„Über meinen Körper bestimme ich alleine und sonst niemand“
1. Was bedeutet es für dich, ein Kopftuch zu tragen?
Nach längerer Überlegung bin ich damals in meiner Jugend zum Entschluss gekommen, das Kopftuch zu tragen. Meiner Mutter war es egal, wozu ich mich entscheide, ihre Unterstützung hatte und habe ich immer. Ihr war es nur wichtig, dass ich auch zu 100% hinter dieser Entscheidung stehe. Mein Vater dagegen war sehr skeptisch und anfangs auch dagegen, weil er wusste, was das Kopftuch für negative Reaktionen in meinem Umfeld auslösen könnte. Seine Fürsorge, was dieses Thema anbelangt, spüre ich noch heute, da ihn die letzten Ereignisse rund um die Kopftuchdebatte sehr beunruhigen.
Für mich ist das Kopftuch neben der individuellen Auslebung der Glaubenspraxis und eine Annäherung an Gott mittlerweile auch Teil meiner Identität. Das Kopftuch gehört also zu mir, aber ich definiere mich nicht ausschließlich nur über das Kopftuch. Meine Persönlichkeit und mein Charakter sind weitaus mehr, es ist falsch, sich nur auf ein Stück Stoff reduzieren zu lassen.
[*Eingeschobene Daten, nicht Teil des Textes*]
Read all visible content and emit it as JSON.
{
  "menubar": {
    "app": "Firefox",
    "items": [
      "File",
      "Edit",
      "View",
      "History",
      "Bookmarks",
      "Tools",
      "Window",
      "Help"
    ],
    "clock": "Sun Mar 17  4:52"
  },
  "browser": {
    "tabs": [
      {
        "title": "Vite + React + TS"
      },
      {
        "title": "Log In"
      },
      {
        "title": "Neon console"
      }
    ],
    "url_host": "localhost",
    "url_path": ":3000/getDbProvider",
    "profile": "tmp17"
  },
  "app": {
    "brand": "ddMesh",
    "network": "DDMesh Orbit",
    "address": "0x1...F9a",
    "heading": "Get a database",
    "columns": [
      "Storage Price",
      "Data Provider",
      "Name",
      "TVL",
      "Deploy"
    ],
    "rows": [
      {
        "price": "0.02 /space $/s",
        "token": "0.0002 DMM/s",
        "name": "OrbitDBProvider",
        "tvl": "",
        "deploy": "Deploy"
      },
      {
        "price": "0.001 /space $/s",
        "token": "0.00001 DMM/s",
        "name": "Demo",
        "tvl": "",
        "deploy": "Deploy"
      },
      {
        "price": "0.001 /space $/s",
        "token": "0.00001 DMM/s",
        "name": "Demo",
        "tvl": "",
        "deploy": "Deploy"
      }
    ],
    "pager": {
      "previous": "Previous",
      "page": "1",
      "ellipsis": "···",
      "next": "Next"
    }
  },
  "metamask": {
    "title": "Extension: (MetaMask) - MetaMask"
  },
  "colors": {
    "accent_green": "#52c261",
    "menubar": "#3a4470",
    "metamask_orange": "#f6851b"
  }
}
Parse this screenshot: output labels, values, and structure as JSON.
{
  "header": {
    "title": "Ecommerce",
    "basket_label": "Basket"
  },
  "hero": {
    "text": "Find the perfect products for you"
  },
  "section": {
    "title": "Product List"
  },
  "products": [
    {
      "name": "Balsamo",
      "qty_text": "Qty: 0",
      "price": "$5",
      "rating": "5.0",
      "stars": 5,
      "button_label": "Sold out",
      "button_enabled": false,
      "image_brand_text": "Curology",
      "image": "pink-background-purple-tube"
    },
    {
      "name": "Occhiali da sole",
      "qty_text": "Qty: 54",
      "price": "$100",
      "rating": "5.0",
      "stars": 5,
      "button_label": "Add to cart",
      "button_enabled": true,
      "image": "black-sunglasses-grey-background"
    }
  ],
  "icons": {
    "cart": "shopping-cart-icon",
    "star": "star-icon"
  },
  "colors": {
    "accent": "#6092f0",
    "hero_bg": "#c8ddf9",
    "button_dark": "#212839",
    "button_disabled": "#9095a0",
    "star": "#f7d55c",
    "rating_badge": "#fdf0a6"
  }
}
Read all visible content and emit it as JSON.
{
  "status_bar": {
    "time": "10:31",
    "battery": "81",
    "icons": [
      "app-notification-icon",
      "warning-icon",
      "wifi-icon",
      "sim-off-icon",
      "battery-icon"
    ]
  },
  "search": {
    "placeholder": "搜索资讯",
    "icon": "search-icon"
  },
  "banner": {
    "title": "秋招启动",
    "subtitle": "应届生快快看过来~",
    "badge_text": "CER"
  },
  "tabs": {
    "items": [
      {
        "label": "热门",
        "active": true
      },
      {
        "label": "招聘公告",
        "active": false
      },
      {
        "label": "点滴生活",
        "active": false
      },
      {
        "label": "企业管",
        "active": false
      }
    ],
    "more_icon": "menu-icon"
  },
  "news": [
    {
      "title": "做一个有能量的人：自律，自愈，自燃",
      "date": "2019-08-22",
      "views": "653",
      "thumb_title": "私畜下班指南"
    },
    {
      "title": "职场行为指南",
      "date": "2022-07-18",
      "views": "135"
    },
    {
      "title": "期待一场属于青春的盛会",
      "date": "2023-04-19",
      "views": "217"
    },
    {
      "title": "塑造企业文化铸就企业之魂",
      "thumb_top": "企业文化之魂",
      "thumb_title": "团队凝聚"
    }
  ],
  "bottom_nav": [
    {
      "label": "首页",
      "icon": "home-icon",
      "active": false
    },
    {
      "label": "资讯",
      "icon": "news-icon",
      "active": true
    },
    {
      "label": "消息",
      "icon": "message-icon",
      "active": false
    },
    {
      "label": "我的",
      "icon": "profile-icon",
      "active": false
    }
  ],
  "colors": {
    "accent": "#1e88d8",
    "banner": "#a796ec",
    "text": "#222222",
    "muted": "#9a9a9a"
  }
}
2. Hast du das Gefühl, dass dir Menschen anders begegnen, weil du ein Kopftuch trägst?
Das Spektrum an Reaktionen reicht von Feindseligkeit und Unverständnis bis hin zu Neugier und ehrlichem Interesse. Am angenehmsten finde ich immer noch, wenn keine Reaktion kommt. Das zeigt mir, dass mein Gegenüber meine Entscheidung zu meinem Aussehen akzeptiert, respektiert und mich wie jeden anderen Menschen auch, wahrnimmt. Ich denke, dass niemand nur allein von seinem Aussehen her beurteilt werden möchte. Im Endeffekt zählt ja was ich im Kopf habe und nicht auf meinem Kopf trage. Mein Alltag läuft ganz normal ab, natürlich hast du ab und zu einige Kleingeister, die dich blöd angehen, aber mit solchen Situationen komme ich immer klar. Die meisten reagieren eben aus Angst, Unkenntnis oder beidem. Da versuche ich natürlich so gut es geht auf diese Menschen einzugehen, bei manchen funktioniert´s, bei manchen ist das „Kastl-Denken“ leider zu weit fortgeschritten. Die einzige Form an konstanter Diskriminierung erlebe ich eigentlich auf politischer Ebene. Hier wird letzten Endes Politik auf meinem Kopf und Körper betrieben. Ich bin der Meinung, dass es bei diesem Thema schon längst nicht mehr um Frauenrechte geht. Bei der Kopftuchdebatte werden viele Themen wie Asyl, Migration, Integration, Flüchtlinge, etc vermischt. Am Ende begeben wir uns damit nur auf rassistischem Terrain. Bei diesem Thema rede ich gerne über die Rechte aller Frauen, nicht nur um uns Musliminnen, die ihren Kopf verhüllen. Denn Frauenrechte betreffen uns alle und die Debatte, wie Frau sich zu kleiden hat führen wir ja schon seit Jahrhunderten. Der Zwang, mehr zu tragen oder der Zwang, sich auszuziehen. Zwang bleibt Zwang.
3. Welche Gefühle löst die aktuelle Kopftuch-Debatte bei dir aus?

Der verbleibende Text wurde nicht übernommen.